At least six persons have lost their lifes in wake of a deadly street protest which turns into violence in the Lebanese capital, Beirut. Thursday’s tension in Lebanon erupted as a result of last year’s explosion which turned Beirut into a war zone.
The country’s army have deployed troops and tanks in order to bring the situation under control. Thursday’s unrest in Lebanon reportedly broke out after demonstrators were fired at, a move carried out by Hezbollah and Amal movements, Lebanon news and other outlets reported.
Demonstrators were protesting against Tarek Bitar, a judge assigned to investigate the massive explosion of ammonium nitrate at Beirut port in Lebanon on the 4th August last year in which 210 people died.

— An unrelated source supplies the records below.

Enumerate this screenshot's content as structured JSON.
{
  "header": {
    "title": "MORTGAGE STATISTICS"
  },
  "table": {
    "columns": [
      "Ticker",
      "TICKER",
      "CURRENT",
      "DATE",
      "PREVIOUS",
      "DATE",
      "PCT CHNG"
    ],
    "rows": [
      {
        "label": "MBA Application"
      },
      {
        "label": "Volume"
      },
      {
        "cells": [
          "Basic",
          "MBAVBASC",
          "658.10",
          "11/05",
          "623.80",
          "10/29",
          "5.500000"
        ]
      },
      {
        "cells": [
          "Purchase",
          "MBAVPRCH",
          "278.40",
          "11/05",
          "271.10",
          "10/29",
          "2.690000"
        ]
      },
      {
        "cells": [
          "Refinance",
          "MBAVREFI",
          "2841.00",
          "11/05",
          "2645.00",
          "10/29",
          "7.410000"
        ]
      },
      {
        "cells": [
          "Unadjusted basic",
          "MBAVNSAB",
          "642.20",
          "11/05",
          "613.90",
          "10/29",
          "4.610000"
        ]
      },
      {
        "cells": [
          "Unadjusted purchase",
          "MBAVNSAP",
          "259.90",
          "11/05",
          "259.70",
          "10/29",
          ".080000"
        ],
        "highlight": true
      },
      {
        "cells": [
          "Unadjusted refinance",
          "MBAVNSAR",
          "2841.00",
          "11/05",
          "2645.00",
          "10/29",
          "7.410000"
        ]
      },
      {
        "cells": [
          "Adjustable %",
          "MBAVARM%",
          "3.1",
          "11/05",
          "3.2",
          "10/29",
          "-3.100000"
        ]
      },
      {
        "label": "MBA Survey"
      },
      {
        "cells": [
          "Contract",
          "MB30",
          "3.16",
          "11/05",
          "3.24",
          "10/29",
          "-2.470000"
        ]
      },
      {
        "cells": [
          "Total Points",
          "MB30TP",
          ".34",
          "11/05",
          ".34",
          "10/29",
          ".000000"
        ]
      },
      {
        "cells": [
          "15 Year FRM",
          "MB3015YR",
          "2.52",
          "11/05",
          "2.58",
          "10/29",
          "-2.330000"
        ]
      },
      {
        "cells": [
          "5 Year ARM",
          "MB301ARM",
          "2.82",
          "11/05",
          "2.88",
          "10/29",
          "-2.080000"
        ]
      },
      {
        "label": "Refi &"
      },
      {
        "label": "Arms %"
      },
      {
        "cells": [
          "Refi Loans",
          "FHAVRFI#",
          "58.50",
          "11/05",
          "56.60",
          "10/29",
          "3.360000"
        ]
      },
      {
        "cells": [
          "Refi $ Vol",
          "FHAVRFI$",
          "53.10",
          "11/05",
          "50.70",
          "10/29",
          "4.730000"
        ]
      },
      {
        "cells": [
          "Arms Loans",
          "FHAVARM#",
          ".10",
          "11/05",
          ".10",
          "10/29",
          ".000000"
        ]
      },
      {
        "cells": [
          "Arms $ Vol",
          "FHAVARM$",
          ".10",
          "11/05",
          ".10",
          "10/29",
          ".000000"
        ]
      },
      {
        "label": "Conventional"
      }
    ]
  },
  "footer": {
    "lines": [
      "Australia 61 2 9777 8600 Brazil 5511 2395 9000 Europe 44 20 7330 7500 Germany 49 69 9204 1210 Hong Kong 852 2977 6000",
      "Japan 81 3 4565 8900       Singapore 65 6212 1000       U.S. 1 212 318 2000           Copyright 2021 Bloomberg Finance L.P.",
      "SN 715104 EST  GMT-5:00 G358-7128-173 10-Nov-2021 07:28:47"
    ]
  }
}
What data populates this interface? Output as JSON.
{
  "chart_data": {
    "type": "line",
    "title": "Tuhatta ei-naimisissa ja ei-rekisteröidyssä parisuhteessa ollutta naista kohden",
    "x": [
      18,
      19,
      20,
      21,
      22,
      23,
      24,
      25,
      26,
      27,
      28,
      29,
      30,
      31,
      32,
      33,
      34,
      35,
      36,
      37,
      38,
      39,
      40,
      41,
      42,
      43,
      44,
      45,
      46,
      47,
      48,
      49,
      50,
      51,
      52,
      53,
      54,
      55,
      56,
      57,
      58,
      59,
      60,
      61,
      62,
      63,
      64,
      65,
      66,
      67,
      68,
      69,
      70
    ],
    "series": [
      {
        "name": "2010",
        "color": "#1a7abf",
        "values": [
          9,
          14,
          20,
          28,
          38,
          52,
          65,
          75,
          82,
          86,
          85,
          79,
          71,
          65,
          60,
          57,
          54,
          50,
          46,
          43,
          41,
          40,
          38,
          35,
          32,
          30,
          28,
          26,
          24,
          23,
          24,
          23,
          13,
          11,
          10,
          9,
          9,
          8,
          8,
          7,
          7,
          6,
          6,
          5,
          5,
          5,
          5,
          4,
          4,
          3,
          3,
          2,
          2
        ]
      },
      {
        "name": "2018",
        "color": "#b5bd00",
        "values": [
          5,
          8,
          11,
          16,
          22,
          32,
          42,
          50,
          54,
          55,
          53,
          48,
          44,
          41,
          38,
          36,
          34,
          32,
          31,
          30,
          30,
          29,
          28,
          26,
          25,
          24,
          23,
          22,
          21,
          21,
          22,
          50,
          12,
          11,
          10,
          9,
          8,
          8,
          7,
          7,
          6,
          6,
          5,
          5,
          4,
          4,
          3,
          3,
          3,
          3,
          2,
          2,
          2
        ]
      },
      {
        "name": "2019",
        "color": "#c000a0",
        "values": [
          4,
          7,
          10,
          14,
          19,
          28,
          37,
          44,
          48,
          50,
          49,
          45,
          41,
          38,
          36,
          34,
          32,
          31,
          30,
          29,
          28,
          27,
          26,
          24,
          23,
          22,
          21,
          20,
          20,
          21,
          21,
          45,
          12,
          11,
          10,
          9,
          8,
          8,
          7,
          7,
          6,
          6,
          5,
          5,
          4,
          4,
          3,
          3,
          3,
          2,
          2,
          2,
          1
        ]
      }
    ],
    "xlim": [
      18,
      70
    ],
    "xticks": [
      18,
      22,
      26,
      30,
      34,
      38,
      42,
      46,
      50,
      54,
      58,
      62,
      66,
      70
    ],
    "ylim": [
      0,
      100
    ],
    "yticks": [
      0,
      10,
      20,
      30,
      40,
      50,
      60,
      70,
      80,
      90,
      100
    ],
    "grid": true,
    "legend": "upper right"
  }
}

AFP correspondents said Thursday Lebanon violence erupted with sniper fire from residential buildings targeting the Hezbollah and Amal supporters, who returned fire with AK-47 assault rifles and rocket-propelled grenades.
Lebanon interior minister Bassam Mawlawi said snipers had opened fire and aimed at people’s heads. All the dead were from one side, he said, meaning Shias. Politicians from the Shia blocs called for supporters to refrain from “being drawn further in” to fighting.

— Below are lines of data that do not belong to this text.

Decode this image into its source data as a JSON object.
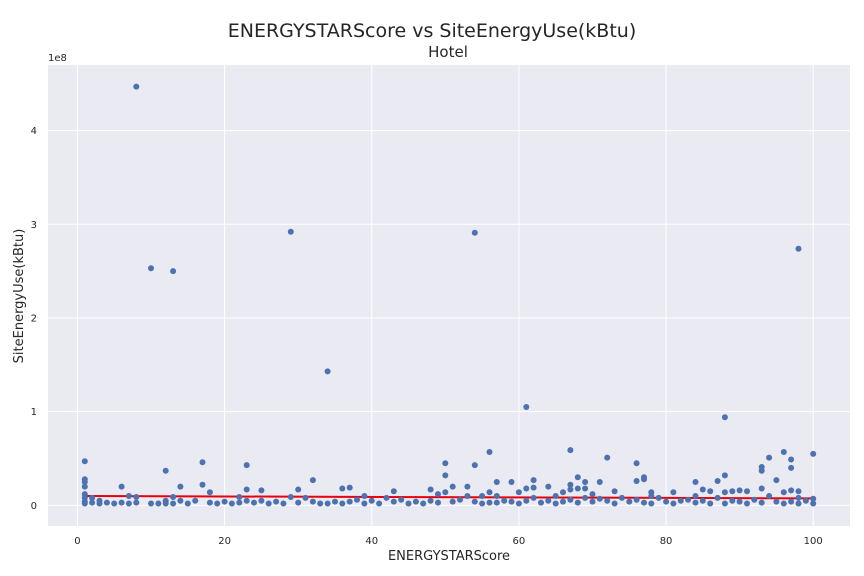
{
  "chart_data": {
    "type": "scatter",
    "title": "ENERGYSTARScore vs SiteEnergyUse(kBtu)",
    "subtitle": "Hotel",
    "xlabel": "ENERGYSTARScore",
    "ylabel": "SiteEnergyUse(kBtu)",
    "y_offset_label": "1e8",
    "xlim": [
      -4,
      105
    ],
    "ylim": [
      -0.22,
      4.7
    ],
    "xticks": [
      0,
      20,
      40,
      60,
      80,
      100
    ],
    "yticks": [
      0,
      1,
      2,
      3,
      4
    ],
    "grid": true,
    "point_color": "#4c72b0",
    "trend_color": "#e8000b",
    "background": "#eaeaf2",
    "trend_line": {
      "x": [
        1,
        100
      ],
      "y": [
        0.1,
        0.075
      ]
    },
    "points": [
      [
        1,
        0.47
      ],
      [
        1,
        0.28
      ],
      [
        1,
        0.25
      ],
      [
        1,
        0.2
      ],
      [
        1,
        0.12
      ],
      [
        1,
        0.08
      ],
      [
        1,
        0.04
      ],
      [
        1,
        0.02
      ],
      [
        2,
        0.08
      ],
      [
        2,
        0.03
      ],
      [
        3,
        0.05
      ],
      [
        3,
        0.02
      ],
      [
        4,
        0.03
      ],
      [
        5,
        0.02
      ],
      [
        6,
        0.2
      ],
      [
        6,
        0.03
      ],
      [
        7,
        0.1
      ],
      [
        7,
        0.02
      ],
      [
        8,
        4.47
      ],
      [
        8,
        0.09
      ],
      [
        8,
        0.03
      ],
      [
        10,
        2.53
      ],
      [
        10,
        0.02
      ],
      [
        11,
        0.02
      ],
      [
        12,
        0.37
      ],
      [
        12,
        0.05
      ],
      [
        12,
        0.02
      ],
      [
        13,
        2.5
      ],
      [
        13,
        0.09
      ],
      [
        13,
        0.02
      ],
      [
        14,
        0.2
      ],
      [
        14,
        0.05
      ],
      [
        15,
        0.02
      ],
      [
        16,
        0.05
      ],
      [
        17,
        0.46
      ],
      [
        17,
        0.22
      ],
      [
        18,
        0.14
      ],
      [
        18,
        0.03
      ],
      [
        19,
        0.02
      ],
      [
        20,
        0.04
      ],
      [
        21,
        0.02
      ],
      [
        22,
        0.09
      ],
      [
        22,
        0.03
      ],
      [
        23,
        0.43
      ],
      [
        23,
        0.17
      ],
      [
        23,
        0.05
      ],
      [
        24,
        0.03
      ],
      [
        25,
        0.16
      ],
      [
        25,
        0.05
      ],
      [
        26,
        0.02
      ],
      [
        27,
        0.04
      ],
      [
        28,
        0.02
      ],
      [
        29,
        2.92
      ],
      [
        29,
        0.09
      ],
      [
        30,
        0.17
      ],
      [
        30,
        0.03
      ],
      [
        31,
        0.08
      ],
      [
        32,
        0.27
      ],
      [
        32,
        0.04
      ],
      [
        33,
        0.02
      ],
      [
        34,
        1.43
      ],
      [
        34,
        0.02
      ],
      [
        35,
        0.04
      ],
      [
        36,
        0.18
      ],
      [
        36,
        0.02
      ],
      [
        37,
        0.19
      ],
      [
        37,
        0.04
      ],
      [
        38,
        0.06
      ],
      [
        39,
        0.1
      ],
      [
        39,
        0.02
      ],
      [
        40,
        0.05
      ],
      [
        41,
        0.02
      ],
      [
        42,
        0.08
      ],
      [
        43,
        0.15
      ],
      [
        43,
        0.04
      ],
      [
        44,
        0.06
      ],
      [
        45,
        0.02
      ],
      [
        46,
        0.04
      ],
      [
        47,
        0.02
      ],
      [
        48,
        0.17
      ],
      [
        48,
        0.05
      ],
      [
        49,
        0.12
      ],
      [
        49,
        0.03
      ],
      [
        50,
        0.45
      ],
      [
        50,
        0.32
      ],
      [
        50,
        0.14
      ],
      [
        51,
        0.2
      ],
      [
        51,
        0.04
      ],
      [
        52,
        0.06
      ],
      [
        53,
        0.2
      ],
      [
        53,
        0.1
      ],
      [
        54,
        2.91
      ],
      [
        54,
        0.43
      ],
      [
        54,
        0.04
      ],
      [
        55,
        0.1
      ],
      [
        55,
        0.02
      ],
      [
        56,
        0.57
      ],
      [
        56,
        0.14
      ],
      [
        56,
        0.03
      ],
      [
        57,
        0.25
      ],
      [
        57,
        0.1
      ],
      [
        57,
        0.03
      ],
      [
        58,
        0.05
      ],
      [
        59,
        0.25
      ],
      [
        59,
        0.04
      ],
      [
        60,
        0.14
      ],
      [
        60,
        0.02
      ],
      [
        61,
        1.05
      ],
      [
        61,
        0.18
      ],
      [
        61,
        0.05
      ],
      [
        62,
        0.27
      ],
      [
        62,
        0.19
      ],
      [
        62,
        0.08
      ],
      [
        63,
        0.03
      ],
      [
        64,
        0.2
      ],
      [
        64,
        0.05
      ],
      [
        65,
        0.1
      ],
      [
        65,
        0.02
      ],
      [
        66,
        0.14
      ],
      [
        66,
        0.04
      ],
      [
        67,
        0.59
      ],
      [
        67,
        0.22
      ],
      [
        67,
        0.17
      ],
      [
        67,
        0.06
      ],
      [
        68,
        0.3
      ],
      [
        68,
        0.18
      ],
      [
        68,
        0.03
      ],
      [
        69,
        0.25
      ],
      [
        69,
        0.18
      ],
      [
        69,
        0.08
      ],
      [
        70,
        0.12
      ],
      [
        70,
        0.04
      ],
      [
        71,
        0.25
      ],
      [
        71,
        0.07
      ],
      [
        72,
        0.51
      ],
      [
        72,
        0.05
      ],
      [
        73,
        0.15
      ],
      [
        73,
        0.02
      ],
      [
        74,
        0.08
      ],
      [
        75,
        0.04
      ],
      [
        76,
        0.45
      ],
      [
        76,
        0.26
      ],
      [
        76,
        0.06
      ],
      [
        77,
        0.3
      ],
      [
        77,
        0.28
      ],
      [
        77,
        0.03
      ],
      [
        78,
        0.14
      ],
      [
        78,
        0.1
      ],
      [
        78,
        0.02
      ],
      [
        79,
        0.08
      ],
      [
        80,
        0.04
      ],
      [
        81,
        0.14
      ],
      [
        81,
        0.02
      ],
      [
        82,
        0.05
      ],
      [
        83,
        0.06
      ],
      [
        84,
        0.25
      ],
      [
        84,
        0.1
      ],
      [
        84,
        0.03
      ],
      [
        85,
        0.17
      ],
      [
        85,
        0.05
      ],
      [
        86,
        0.15
      ],
      [
        86,
        0.02
      ],
      [
        87,
        0.26
      ],
      [
        87,
        0.08
      ],
      [
        88,
        0.94
      ],
      [
        88,
        0.32
      ],
      [
        88,
        0.14
      ],
      [
        88,
        0.02
      ],
      [
        89,
        0.15
      ],
      [
        89,
        0.05
      ],
      [
        90,
        0.16
      ],
      [
        90,
        0.04
      ],
      [
        91,
        0.15
      ],
      [
        91,
        0.02
      ],
      [
        92,
        0.06
      ],
      [
        93,
        0.41
      ],
      [
        93,
        0.37
      ],
      [
        93,
        0.18
      ],
      [
        93,
        0.03
      ],
      [
        94,
        0.51
      ],
      [
        94,
        0.1
      ],
      [
        95,
        0.27
      ],
      [
        95,
        0.04
      ],
      [
        96,
        0.57
      ],
      [
        96,
        0.14
      ],
      [
        96,
        0.02
      ],
      [
        97,
        0.49
      ],
      [
        97,
        0.4
      ],
      [
        97,
        0.16
      ],
      [
        97,
        0.04
      ],
      [
        98,
        2.74
      ],
      [
        98,
        0.15
      ],
      [
        98,
        0.08
      ],
      [
        98,
        0.02
      ],
      [
        99,
        0.05
      ],
      [
        100,
        0.55
      ],
      [
        100,
        0.07
      ],
      [
        100,
        0.02
      ]
    ]
  }
}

As the fighting started, children were taken from their classrooms in nearby schools and told to crouch in corridors, in scenes reminiscent of the conflict that ripped Lebanon apart between 1975 and 1990.
Lebanon ushered in a new government in September, following just over a year of tortuous negotiations that left the country leaderless and paralyzed in a time of crisis.
The new government faces steep challenges and will struggle to implement major reforms, with violence in the streets, the spiking cost of staples including groceries and gas, along with the ongoing pandemic. Ordinary people are scraping by however they can.